I was more fascinated with the mag-lev wind chime installation Mike Steele was designing for next year’s Burn, after going for the first time in 2006; and with Patricia Pizer’s ideas for the class on online game design she begins teaching next week. Mike and Patricia were the hosts of this Almost New Year’s Eve games (and snack!) extravaganza, and it has been a very long time since I’ve met such a gregarious, playful, and accomplished pair. This party they were throwing was a luscious testament to the capacities of human civilization, truly an anthropologists dream: a multi-generational gathering of kin, friends, and neighbors; knit of spatial, professional, and recreational affiliations; at which great swathes of non-codified knowledge were spun out in social space-time-being.

Photo of Blokus board game in endstateTo put it more specifically, I saw several people learning to play Blokus, rules and strategies were discussed. There was a show-and-tell history of caricatures in European art. I overheard an eight-year old girl ask her neighbor if she would enable communication between their Nintendo DS systems. All the while, in the front living room, a man with a guitar–who I later learned was Raph Koster–and many fine singers created a steady stream of pleasant and familiar songs, passing on traditions and practices of which I remain blissfully ignorant. Instead of ethnomusicology, I focused on finding out from Patricia what she had planned for her games class and how it had come to pass that Nolan Bushnell was in her family room playing Blokus with her teenager, their neighbor, and my friend Ellen.
Given the impending new year–which for me holds the task of writing a dissertation start to finish–I found the answers to both lines of questioning valuably portentous. To answer the second one first: Patricia and Mike took their kids to the uWink restaurant in Woodland Hills and Mike was bold enough to strike up a conversation with Nolan. Later, Nolan appears at their party. Mike’s bold gregariousness is precisely what I’ll need to strike up the conversations I need to write a dissertation, I think as I hear Patricia tell of husband’s prowess.

What Patricia said about her class, however, was an even more valuable touchstone for my project.
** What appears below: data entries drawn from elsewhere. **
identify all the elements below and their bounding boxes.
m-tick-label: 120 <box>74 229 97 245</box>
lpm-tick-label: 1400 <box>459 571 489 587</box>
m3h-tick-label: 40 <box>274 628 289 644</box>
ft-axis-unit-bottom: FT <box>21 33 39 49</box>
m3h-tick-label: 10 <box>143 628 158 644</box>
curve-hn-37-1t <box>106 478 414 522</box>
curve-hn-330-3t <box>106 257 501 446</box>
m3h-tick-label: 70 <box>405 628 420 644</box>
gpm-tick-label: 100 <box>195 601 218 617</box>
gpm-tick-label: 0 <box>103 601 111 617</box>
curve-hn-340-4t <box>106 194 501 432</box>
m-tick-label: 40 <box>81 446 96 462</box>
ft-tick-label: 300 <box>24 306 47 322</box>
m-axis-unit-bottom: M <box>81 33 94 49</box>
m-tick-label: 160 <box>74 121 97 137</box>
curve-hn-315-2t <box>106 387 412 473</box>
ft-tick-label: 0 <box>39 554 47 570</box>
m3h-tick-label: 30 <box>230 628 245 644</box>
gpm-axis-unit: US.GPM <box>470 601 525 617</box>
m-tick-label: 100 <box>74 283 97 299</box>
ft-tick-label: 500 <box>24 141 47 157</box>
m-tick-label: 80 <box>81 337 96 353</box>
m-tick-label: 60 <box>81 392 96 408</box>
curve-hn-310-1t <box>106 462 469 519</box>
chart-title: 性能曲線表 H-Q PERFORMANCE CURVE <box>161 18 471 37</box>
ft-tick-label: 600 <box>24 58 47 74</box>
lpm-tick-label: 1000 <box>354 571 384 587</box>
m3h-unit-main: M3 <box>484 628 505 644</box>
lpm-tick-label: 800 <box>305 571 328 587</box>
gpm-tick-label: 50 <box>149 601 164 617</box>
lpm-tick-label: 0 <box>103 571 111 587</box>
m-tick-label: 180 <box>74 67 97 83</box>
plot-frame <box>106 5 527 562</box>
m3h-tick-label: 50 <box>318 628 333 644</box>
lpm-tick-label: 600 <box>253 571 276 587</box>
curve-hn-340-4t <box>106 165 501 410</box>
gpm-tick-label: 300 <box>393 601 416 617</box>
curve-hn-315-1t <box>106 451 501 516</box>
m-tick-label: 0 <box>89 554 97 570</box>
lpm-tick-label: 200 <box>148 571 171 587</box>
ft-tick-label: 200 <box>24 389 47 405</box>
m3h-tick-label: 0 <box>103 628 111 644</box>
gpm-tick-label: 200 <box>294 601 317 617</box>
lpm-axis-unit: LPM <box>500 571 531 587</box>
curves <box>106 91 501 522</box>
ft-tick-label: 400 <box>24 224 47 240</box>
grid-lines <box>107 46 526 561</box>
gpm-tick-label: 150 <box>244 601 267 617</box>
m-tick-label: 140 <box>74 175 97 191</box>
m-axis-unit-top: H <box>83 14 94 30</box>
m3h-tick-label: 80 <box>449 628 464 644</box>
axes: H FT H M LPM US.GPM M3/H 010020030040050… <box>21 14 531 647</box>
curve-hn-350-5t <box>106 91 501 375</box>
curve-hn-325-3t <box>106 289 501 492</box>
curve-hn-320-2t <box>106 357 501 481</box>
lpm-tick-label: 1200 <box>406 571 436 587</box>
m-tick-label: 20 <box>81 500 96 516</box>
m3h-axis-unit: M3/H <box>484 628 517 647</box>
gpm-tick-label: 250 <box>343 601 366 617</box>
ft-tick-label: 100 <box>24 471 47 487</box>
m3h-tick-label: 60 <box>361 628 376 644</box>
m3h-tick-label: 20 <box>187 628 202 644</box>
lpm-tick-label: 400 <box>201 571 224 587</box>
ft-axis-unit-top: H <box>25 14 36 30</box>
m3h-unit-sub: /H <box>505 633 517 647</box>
She made a number of really astute points on misconceptions about multiplayer, online gaming. First, she pointed out the tendency to apply the label “multiplayer” only to  MMOGs (massively multiplayer online games) when, with the exception of solitaire, most games–from chess to Ms. Pac-Man–have multiplayer capability. I take it as a sign of the social, its primacy and perpetual erasure in the naturalization (one of culture’s favorite methods) of such terms as “multiplayer.”

Patricia builds on it to talk about the kind of projects she hopes her students will undertake this spring. While everyone wants to create the next big MMOG, the budget and resource realities of producing such a game preclude the MMOG as a wise term project choice in most cases. Thus, she plans to point out the diverse variety of thriving game genres and communities online besides MMOGs and encourage students to design games they can feasibly produce in a semester. Here again, the potent and peculiar combination of object lesson and subject lesson all-in-one. Or, to put it in tagline form, it’s all the field now, baby.’